Altro tema fondamentale nel rapporto tra lo Spirito Santo e Francesco è quello della sostanziale differenza tra lo Spirito del Signore e lo spirito della carne. Lo Spirito del Signore coincide con lo Spirito Santo. Quest’ultimo ci suggerisce e ci sprona a muovere i nostri passi secondo gli esempi, gli insegnamenti di “Cristo Nostro Signore”. Lo spirito della carne invece appartiene a chi attinge da una sapienza “mondana”. Lo spiega esplicitamente lo stesso Francesco nella Regola non Bollata: “…difendiamoci dalla sapienza di questo mondo e dalla prudenza della carne. Lo spirito della carne, infatti, vuole e si preoccupa molto di possedere parole, ma poco di attuarle, e cerca non la religiosità e la santità interiore, ma vuole e desidera avere una religiosità e una santità che appaia al di fuori agli uomini” (RnB 17).
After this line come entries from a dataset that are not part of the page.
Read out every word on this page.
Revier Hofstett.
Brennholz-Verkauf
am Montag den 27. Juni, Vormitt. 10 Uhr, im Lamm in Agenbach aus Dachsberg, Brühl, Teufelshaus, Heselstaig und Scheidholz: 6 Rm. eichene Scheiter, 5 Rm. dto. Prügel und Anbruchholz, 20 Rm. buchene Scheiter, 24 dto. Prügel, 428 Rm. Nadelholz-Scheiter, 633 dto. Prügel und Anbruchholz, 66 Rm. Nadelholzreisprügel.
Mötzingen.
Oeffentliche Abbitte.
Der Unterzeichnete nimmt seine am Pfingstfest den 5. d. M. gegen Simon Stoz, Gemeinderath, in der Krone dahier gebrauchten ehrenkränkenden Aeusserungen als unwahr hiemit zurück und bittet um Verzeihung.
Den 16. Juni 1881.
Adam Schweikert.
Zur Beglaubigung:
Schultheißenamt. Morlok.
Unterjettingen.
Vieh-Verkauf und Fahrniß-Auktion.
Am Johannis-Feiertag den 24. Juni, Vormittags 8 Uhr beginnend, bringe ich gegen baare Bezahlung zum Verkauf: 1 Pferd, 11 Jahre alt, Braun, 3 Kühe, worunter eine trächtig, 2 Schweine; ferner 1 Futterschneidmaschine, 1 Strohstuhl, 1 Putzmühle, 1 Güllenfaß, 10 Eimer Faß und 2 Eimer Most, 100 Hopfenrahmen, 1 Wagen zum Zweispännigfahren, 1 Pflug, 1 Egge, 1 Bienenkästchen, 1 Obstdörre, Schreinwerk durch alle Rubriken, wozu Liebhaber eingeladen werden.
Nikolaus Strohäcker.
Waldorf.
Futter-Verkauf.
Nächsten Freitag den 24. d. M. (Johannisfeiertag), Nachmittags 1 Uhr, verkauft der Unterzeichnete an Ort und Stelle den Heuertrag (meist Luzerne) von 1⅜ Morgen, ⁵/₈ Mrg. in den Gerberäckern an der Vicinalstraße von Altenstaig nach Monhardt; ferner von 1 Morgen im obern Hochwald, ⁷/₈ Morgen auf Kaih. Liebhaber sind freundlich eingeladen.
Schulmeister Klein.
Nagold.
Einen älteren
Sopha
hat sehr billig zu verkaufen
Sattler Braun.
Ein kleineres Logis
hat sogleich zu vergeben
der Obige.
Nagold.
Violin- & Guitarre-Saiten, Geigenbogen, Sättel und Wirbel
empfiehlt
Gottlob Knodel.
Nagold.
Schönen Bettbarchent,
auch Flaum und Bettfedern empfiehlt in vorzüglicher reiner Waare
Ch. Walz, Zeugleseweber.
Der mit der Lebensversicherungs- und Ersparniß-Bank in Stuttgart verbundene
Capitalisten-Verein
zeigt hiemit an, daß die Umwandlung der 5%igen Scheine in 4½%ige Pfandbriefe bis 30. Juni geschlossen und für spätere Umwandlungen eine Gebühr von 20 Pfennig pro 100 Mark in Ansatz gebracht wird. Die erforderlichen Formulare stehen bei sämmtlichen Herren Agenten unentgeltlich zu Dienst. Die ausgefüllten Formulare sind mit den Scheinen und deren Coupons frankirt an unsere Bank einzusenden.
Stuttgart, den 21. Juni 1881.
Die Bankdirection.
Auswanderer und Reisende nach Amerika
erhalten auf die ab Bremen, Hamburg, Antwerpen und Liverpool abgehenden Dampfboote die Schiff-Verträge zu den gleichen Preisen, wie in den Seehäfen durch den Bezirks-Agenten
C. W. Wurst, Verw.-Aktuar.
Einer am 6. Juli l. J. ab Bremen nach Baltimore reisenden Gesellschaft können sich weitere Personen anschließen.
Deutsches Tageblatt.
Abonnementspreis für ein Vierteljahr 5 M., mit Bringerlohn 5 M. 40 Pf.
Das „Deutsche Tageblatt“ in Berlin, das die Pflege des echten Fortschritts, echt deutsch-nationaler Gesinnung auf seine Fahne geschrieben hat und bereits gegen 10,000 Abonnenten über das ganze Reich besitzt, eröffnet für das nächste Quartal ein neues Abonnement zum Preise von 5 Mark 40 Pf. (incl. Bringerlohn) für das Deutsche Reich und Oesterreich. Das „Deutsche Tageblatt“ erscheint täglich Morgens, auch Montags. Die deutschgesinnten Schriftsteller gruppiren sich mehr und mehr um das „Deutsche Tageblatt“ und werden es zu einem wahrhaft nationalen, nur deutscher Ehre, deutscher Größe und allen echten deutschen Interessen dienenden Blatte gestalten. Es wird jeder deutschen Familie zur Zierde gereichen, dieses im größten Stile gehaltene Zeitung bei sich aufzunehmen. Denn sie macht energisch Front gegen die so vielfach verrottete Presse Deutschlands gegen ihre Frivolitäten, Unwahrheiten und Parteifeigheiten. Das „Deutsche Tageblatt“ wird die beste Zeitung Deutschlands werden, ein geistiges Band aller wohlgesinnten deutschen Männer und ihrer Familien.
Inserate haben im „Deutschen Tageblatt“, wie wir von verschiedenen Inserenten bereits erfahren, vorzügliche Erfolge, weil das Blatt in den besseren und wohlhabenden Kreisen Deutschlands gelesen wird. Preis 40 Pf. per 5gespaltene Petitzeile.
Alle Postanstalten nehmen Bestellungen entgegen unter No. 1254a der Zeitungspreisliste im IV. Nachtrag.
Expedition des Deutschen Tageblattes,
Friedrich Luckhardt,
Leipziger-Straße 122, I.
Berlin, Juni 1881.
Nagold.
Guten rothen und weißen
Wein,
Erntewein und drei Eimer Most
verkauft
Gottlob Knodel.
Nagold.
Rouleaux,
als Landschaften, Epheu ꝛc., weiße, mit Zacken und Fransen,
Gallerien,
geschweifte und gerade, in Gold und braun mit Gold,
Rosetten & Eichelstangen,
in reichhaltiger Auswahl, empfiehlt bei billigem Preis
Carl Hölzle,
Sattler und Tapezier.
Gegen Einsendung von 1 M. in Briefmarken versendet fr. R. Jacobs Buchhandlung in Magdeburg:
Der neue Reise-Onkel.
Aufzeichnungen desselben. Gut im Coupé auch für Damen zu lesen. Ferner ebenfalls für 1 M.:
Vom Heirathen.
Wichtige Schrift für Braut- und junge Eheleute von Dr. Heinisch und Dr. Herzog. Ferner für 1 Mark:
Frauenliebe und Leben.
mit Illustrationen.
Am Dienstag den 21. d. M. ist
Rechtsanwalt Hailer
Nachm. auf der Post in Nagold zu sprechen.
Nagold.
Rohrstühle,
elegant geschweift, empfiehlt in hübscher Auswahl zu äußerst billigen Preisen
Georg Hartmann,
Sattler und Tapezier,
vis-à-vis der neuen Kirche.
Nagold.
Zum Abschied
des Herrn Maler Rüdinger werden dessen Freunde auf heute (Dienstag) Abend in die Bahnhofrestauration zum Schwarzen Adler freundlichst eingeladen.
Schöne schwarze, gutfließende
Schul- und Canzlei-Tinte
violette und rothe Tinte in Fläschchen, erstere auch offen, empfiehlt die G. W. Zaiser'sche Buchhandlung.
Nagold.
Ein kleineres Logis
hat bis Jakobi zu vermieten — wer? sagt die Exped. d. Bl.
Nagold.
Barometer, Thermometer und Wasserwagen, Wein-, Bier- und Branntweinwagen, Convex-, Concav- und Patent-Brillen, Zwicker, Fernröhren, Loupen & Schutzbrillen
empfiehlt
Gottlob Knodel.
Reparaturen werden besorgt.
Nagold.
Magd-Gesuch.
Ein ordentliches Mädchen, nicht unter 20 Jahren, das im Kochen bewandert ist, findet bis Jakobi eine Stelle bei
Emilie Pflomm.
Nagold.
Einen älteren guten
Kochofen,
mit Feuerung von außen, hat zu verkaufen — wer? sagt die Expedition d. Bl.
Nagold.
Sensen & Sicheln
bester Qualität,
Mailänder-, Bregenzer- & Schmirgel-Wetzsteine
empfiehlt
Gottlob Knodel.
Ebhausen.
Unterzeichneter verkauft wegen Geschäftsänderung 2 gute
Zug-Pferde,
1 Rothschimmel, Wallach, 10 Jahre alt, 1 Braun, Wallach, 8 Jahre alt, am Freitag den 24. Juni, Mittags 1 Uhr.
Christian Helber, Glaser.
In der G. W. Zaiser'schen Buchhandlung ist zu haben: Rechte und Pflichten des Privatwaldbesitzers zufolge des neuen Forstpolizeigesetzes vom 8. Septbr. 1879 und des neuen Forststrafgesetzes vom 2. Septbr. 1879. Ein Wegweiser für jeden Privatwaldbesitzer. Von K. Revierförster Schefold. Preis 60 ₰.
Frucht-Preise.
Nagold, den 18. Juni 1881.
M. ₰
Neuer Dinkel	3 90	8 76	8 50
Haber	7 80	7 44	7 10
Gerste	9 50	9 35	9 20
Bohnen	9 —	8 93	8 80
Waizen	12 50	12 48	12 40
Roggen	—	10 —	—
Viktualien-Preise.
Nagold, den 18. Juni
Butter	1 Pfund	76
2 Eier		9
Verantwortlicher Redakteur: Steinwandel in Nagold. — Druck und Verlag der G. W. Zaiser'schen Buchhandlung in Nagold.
Francesco voleva che il capitolo di tutto l’Ordine fosse sempre celebrato per la festa di Pentecoste e inoltre soleva spesso parlare dello Spirito Santo come ministro generale dell’Ordine: “Presso Dio non vi è preferenza di persone e lo Spirito Santo, ministro generale dell’Ordine, si posa egualmente sul povero e il semplice” (2Cel 193).